The week in classical: The Dead City; Black Angels; Re:sound – review

This week saw a remarkable lineup of classical performances, from English National Opera's (ENO) The Dead City to the Manchester Collective's Black Angels, and Re:sound's Voices of our Cities.

First up was ENO's powerful production of The Dead City, which saw the London Coliseum transformed into a post-apocalyptic landscape. Director Annilese Miskimmon's vision was gritty yet strangely beautiful, with a cast of incredible singers and musicians. The story of a world brought to its knees by an unstoppable virus was a timely reminder of the fragility of our lives.

Next up was the Manchester Collective's Black Angels, which featured the music of George Crumb. This mesmerising performance was held at Kings Place and featured a superb cast of musicians, including a string quartet, a percussionist, and a clarinetist. The music was haunting and ethereal, and the staging was a unique blend of modern and classical elements.

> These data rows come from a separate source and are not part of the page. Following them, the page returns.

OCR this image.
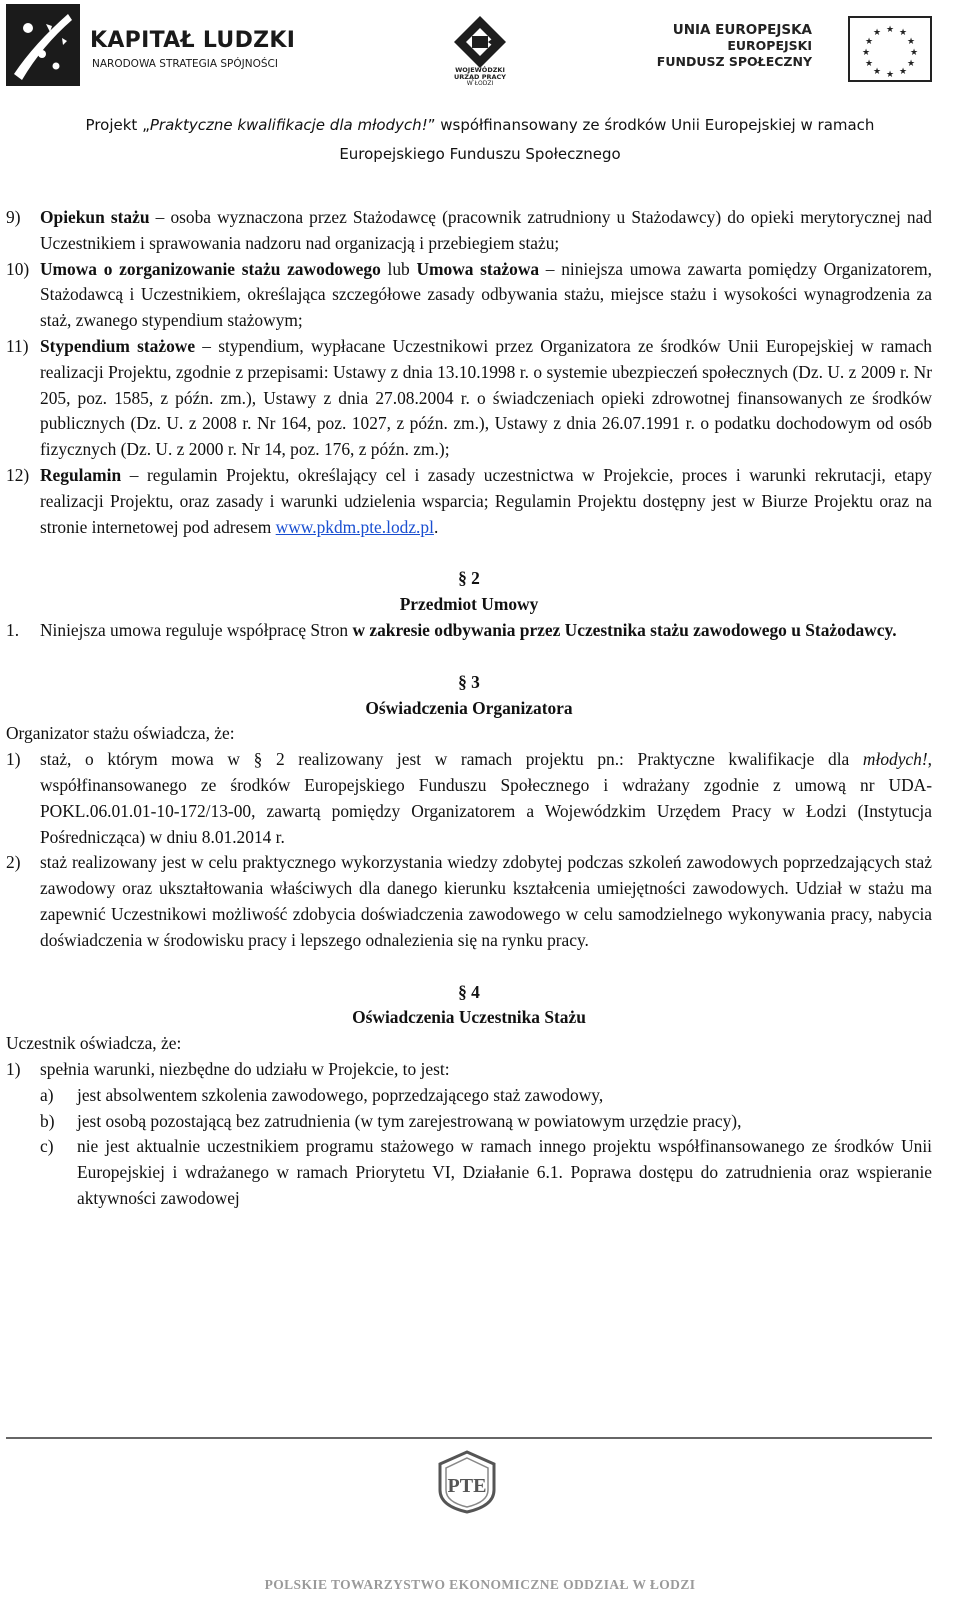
KAPITAŁ LUDZKI
NARODOWA STRATEGIA SPÓJNOŚCI	WOJEWÓDZKI
URZĄD PRACY
W ŁODZI
UNIA EUROPEJSKA
EUROPEJSKI
FUNDUSZ SPOŁECZNY
★ ★
★
★
★
★
★
★
★
★
★
★
Projekt „Praktyczne kwalifikacje dla młodych!” współfinansowany ze środków Unii Europejskiej w ramach
Europejskiego Funduszu Społecznego
9) Opiekun stażu – osoba wyznaczona przez Stażodawcę (pracownik zatrudniony u Stażodawcy) do opieki merytorycznej nad Uczestnikiem i sprawowania nadzoru nad organizacją i przebiegiem stażu;
10) Umowa o zorganizowanie stażu zawodowego lub Umowa stażowa – niniejsza umowa zawarta pomiędzy Organizatorem, Stażodawcą i Uczestnikiem, określająca szczegółowe zasady odbywania stażu, miejsce stażu i wysokości wynagrodzenia za staż, zwanego stypendium stażowym;
11) Stypendium stażowe – stypendium, wypłacane Uczestnikowi przez Organizatora ze środków Unii Europejskiej w ramach realizacji Projektu, zgodnie z przepisami: Ustawy z dnia 13.10.1998 r. o systemie ubezpieczeń społecznych (Dz. U. z 2009 r. Nr 205, poz. 1585, z późn. zm.), Ustawy z dnia 27.08.2004 r. o świadczeniach opieki zdrowotnej finansowanych ze środków publicznych (Dz. U. z 2008 r. Nr 164, poz. 1027, z późn. zm.), Ustawy z dnia 26.07.1991 r. o podatku dochodowym od osób fizycznych (Dz. U. z 2000 r. Nr 14, poz. 176, z późn. zm.);
12) Regulamin – regulamin Projektu, określający cel i zasady uczestnictwa w Projekcie, proces i warunki rekrutacji, etapy realizacji Projektu, oraz zasady i warunki udzielenia wsparcia; Regulamin Projektu dostępny jest w Biurze Projektu oraz na stronie internetowej pod adresem www.pkdm.pte.lodz.pl.
§ 2
Przedmiot Umowy
1. Niniejsza umowa reguluje współpracę Stron w zakresie odbywania przez Uczestnika stażu zawodowego u Stażodawcy.
§ 3
Oświadczenia Organizatora
Organizator stażu oświadcza, że:
1) staż, o którym mowa w § 2 realizowany jest w ramach projektu pn.: Praktyczne kwalifikacje dla młodych!, współfinansowanego ze środków Europejskiego Funduszu Społecznego i wdrażany zgodnie z umową nr UDA-POKL.06.01.01-10-172/13-00, zawartą pomiędzy Organizatorem a Wojewódzkim Urzędem Pracy w Łodzi (Instytucja Pośrednicząca) w dniu 8.01.2014 r.
2) staż realizowany jest w celu praktycznego wykorzystania wiedzy zdobytej podczas szkoleń zawodowych poprzedzających staż zawodowy oraz ukształtowania właściwych dla danego kierunku kształcenia umiejętności zawodowych. Udział w stażu ma zapewnić Uczestnikowi możliwość zdobycia doświadczenia zawodowego w celu samodzielnego wykonywania pracy, nabycia doświadczenia w środowisku pracy i lepszego odnalezienia się na rynku pracy.
§ 4
Oświadczenia Uczestnika Stażu
Uczestnik oświadcza, że:
1) spełnia warunki, niezbędne do udziału w Projekcie, to jest:
a) jest absolwentem szkolenia zawodowego, poprzedzającego staż zawodowy,
b) jest osobą pozostającą bez zatrudnienia (w tym zarejestrowaną w powiatowym urzędzie pracy),
c) nie jest aktualnie uczestnikiem programu stażowego w ramach innego projektu współfinansowanego ze środków Unii Europejskiej i wdrażanego w ramach Priorytetu VI, Działanie 6.1. Poprawa dostępu do zatrudnienia oraz wspieranie aktywności zawodowej
PTE
POLSKIE TOWARZYSTWO EKONOMICZNE ODDZIAŁ W ŁODZI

Finally, Re:sound's Voices of our Cities was a collaboration between the BBC Concert Orchestra, Streetwise Opera, and musicians from across the UK. This was an ambitious project, which saw performances of music from the past and present, all inspired by our cities. It was an uplifting celebration of the diverse cultures and musical styles that make up our country.

This week was a reminder of the power of classical music, and the many ways it can be used to tell stories, express emotions, and bring people together. Whether it was ENO's The Dead City, the Manchester Collective's Black Angels, or Re:sound's Voices of our Cities, this week's performances were a reminder of the richness and complexity of classical music.